Ein stossendes Steuerprivileg für Hausbesitzer gehört weg

Urs P. Gasche /  Es geht nicht nur um die «Abschaffung des Eigenmietwerts». Denn gleichzeitig ist Schluss mit happigen Steuerabzügen für Eigentümer.

Auf Anhieb ist nicht einzusehen, warum Mieterinnen und Mieter oder sozial Eingestellte damit einverstanden sein sollen, dass Hausbesitzende den Eigenmietwert ihrer selbst bewohnten Liegenschaften künftig nicht mehr versteuern sollen. 

Aber eben nur auf Anhieb. Für Verwirrung sorgt, dass bei der Gesetzesvorlage, die aus zwei Teilen besteht, meistens nur der erste Teil in den Schlagzeilen ist: «die Abschaffung des Eigenmietwertes». Das bringt Hauseigentümern einen Vorteil. Doch um diesen zu kompensieren sieht das Gesetz vor, dass Hausbesitzer, die in ihrem eigenen Haus wohnen, im Gegenzug zwei happige Posten bei ihren Steuern nicht mehr in Abzug bringen können: 

  1. ihre Zinszahlungen auf Hypotheken 
  2. ihre Ausgaben für den Unterhalt der Liegenschaften. 

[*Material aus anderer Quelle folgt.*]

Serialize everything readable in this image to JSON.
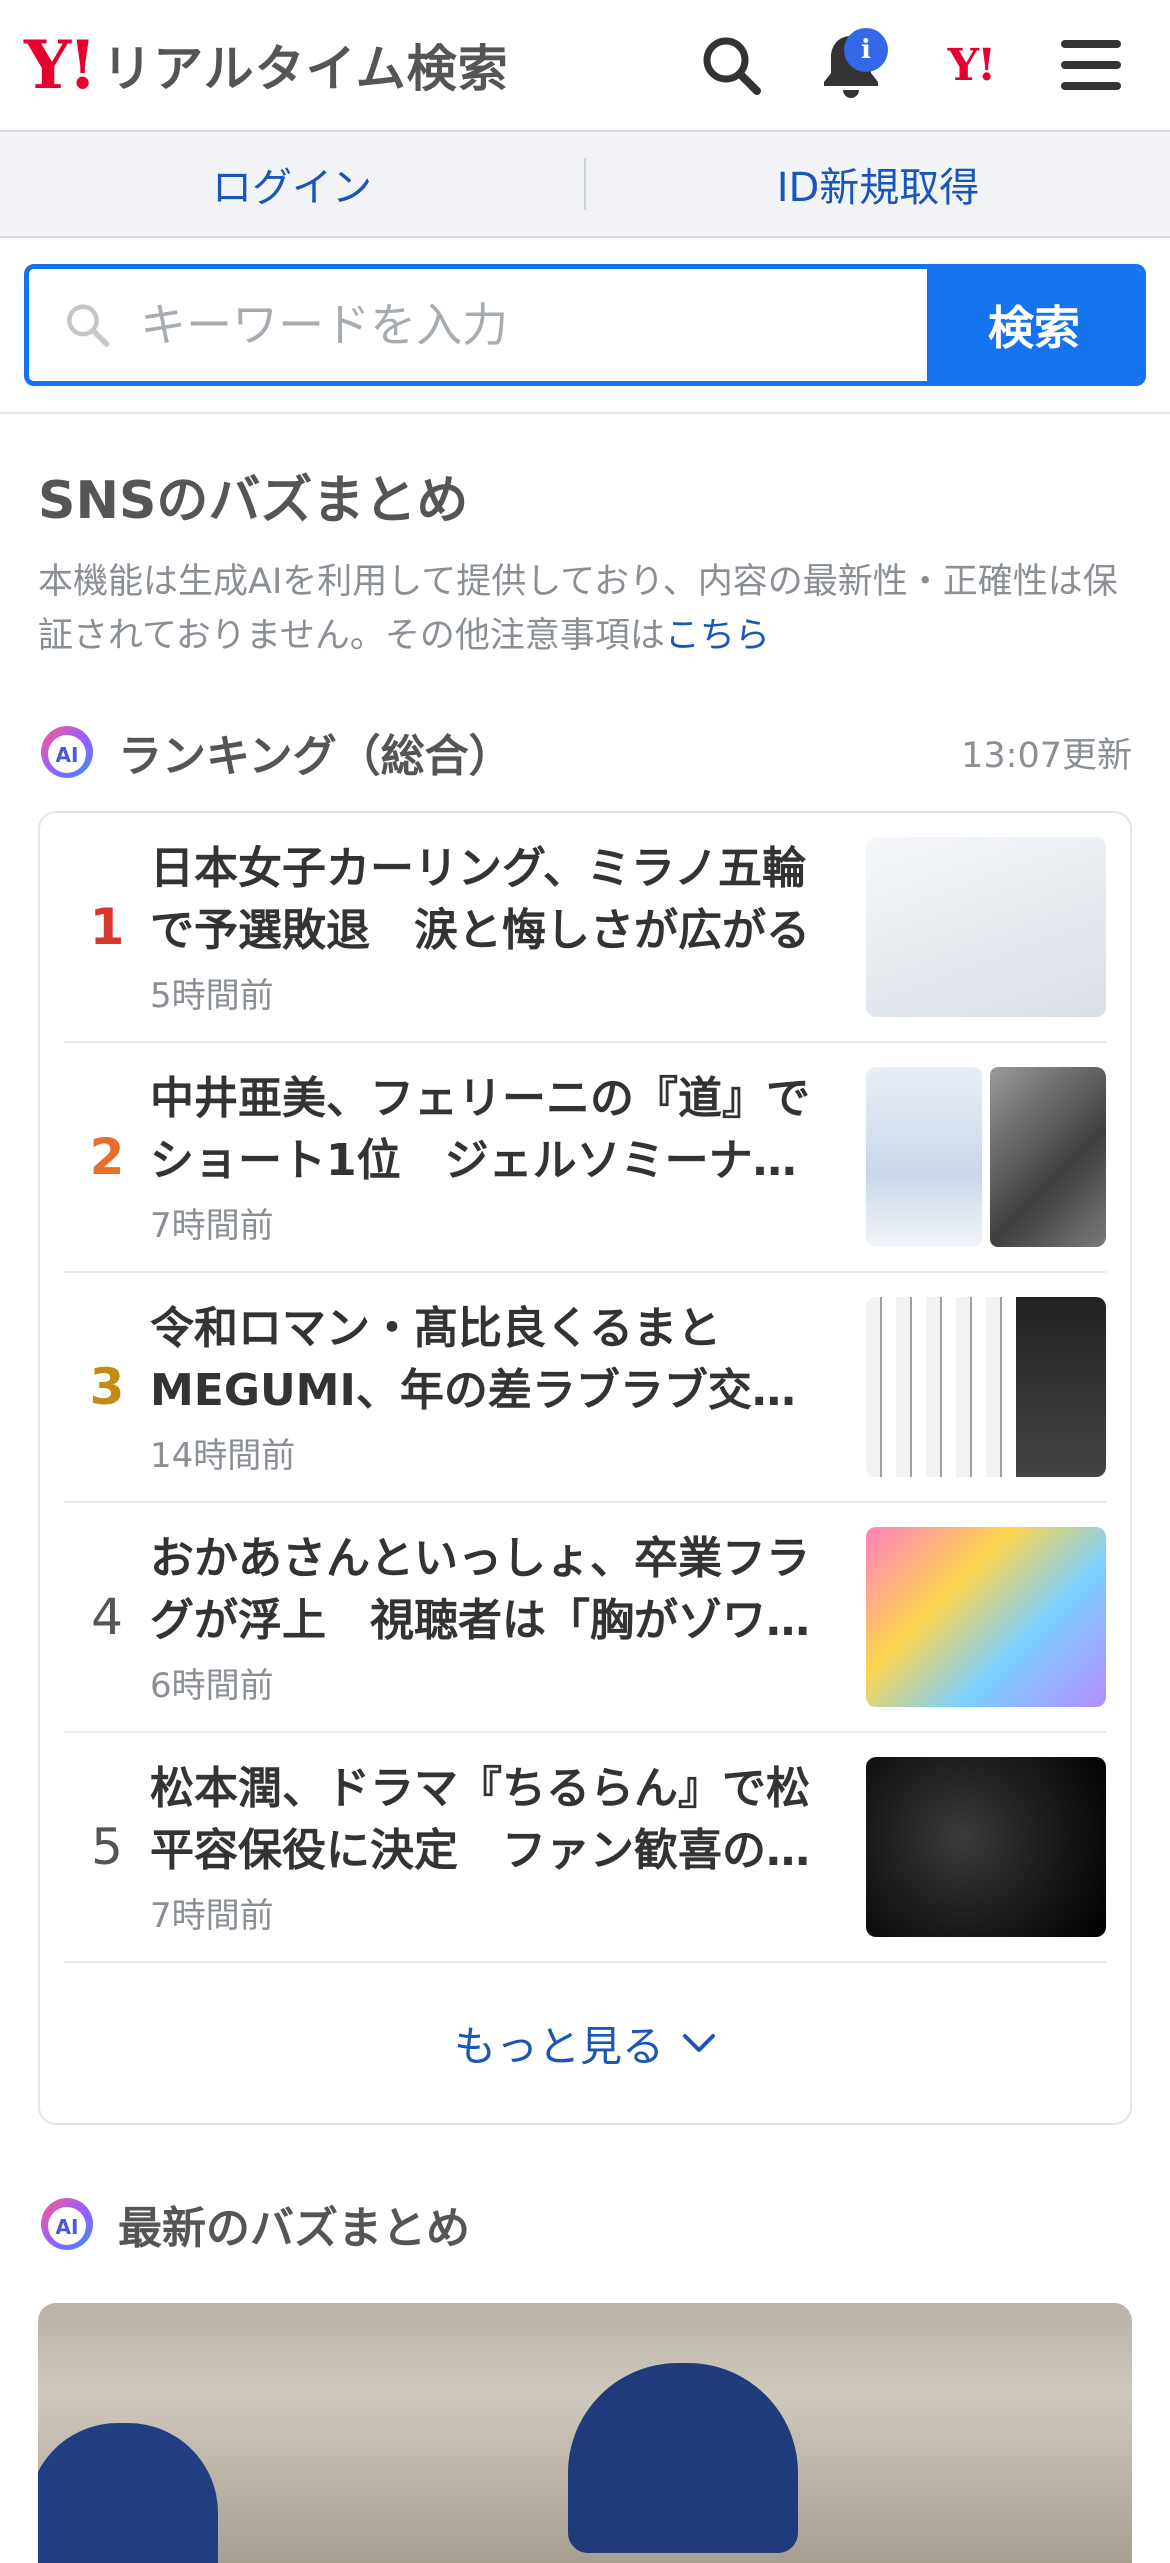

Ein Fall für die Pisa-Lesekompetenz

Die Abschaffung des Eigenmietwerts stand seit Jahrzehnten immer wieder einmal auf der Traktandenliste des Parlaments. Die Hauseigentümer wollten lange «den Fünfer und das Weggli»: den Eigenmietwert nicht mehr versteuern müssen, jedoch den Unterhalt ihrer selbst bewohnten Immobilien und wenn möglich auch noch die Hypothekarzinsen weiterhin in Abzug bringen können.

Erst die jetzt vom Parlament beschlossene Lösung gilt als ausgewogen und fand deshalb eine grosse Parlamentsmehrheit. Allerdings ist der zustandegekommene Kompromiss eine Gesetzesvorlage, die schwer verständlich formuliert ist. Bei einem Pisa-Test der Lesekompetenz würden wohl die meisten Stimmbürgerinnen und Stimmbürger durchfallen.


Hypothekarzinsen

Im Moment sind die Hypothekarzinsen tief, weshalb Hauseigentümer keine grossen Summen von ihren Einkommenssteuern abziehen können. Sobald aber der Hypothekarzins auf über 2,6 Prozent steigt und Hausbesitzende die dann hohen Zinszahlungen nicht mehr vom versteuerbaren Einkommen abziehen können, gibt es für Bund, Kantone und Gemeinden statt Steuerausfälle Steuergewinne.

Deshalb ist die Frage entscheidend, ob der Hypothekarzins wieder steigt. In all den Jahren von 1990 bis Mitte 2023 schwankte er zwischen 3 und 7 Prozent. Die Behauptung der Gegner der Abschaffung des Eigenmietwerts, die Zinsen würden jetzt «nie mehr auf 3 Prozent steigen» und es bleibe deshalb bei hohen Steuerausfällen, ist mehr als gewagt. 

In Gegenteil: Das Risiko einer hohen Inflation ist in absehbarer Zeit gross. Denn angesichts der riesigen und zunehmenden Verschuldung der meisten Staaten gibt es nur drei Wege, eine grosse Finanzkrise zu verhindern: 

  1. Schulden abbauen. 
  2. Auf den Schulden einen grossen Abschreiber machen
  3. Eine hohe Inflation. 

Politisch realistisch ist wohl nur die dritte Variante: eine hohe Inflation. 
Auch wenn das Zinsniveau in der Schweiz tiefer bleiben wird als in den USA und in der EU, ist die Wahrscheinlichkeit hoher Zinsen in der Schweiz in den nächsten Jahren gross.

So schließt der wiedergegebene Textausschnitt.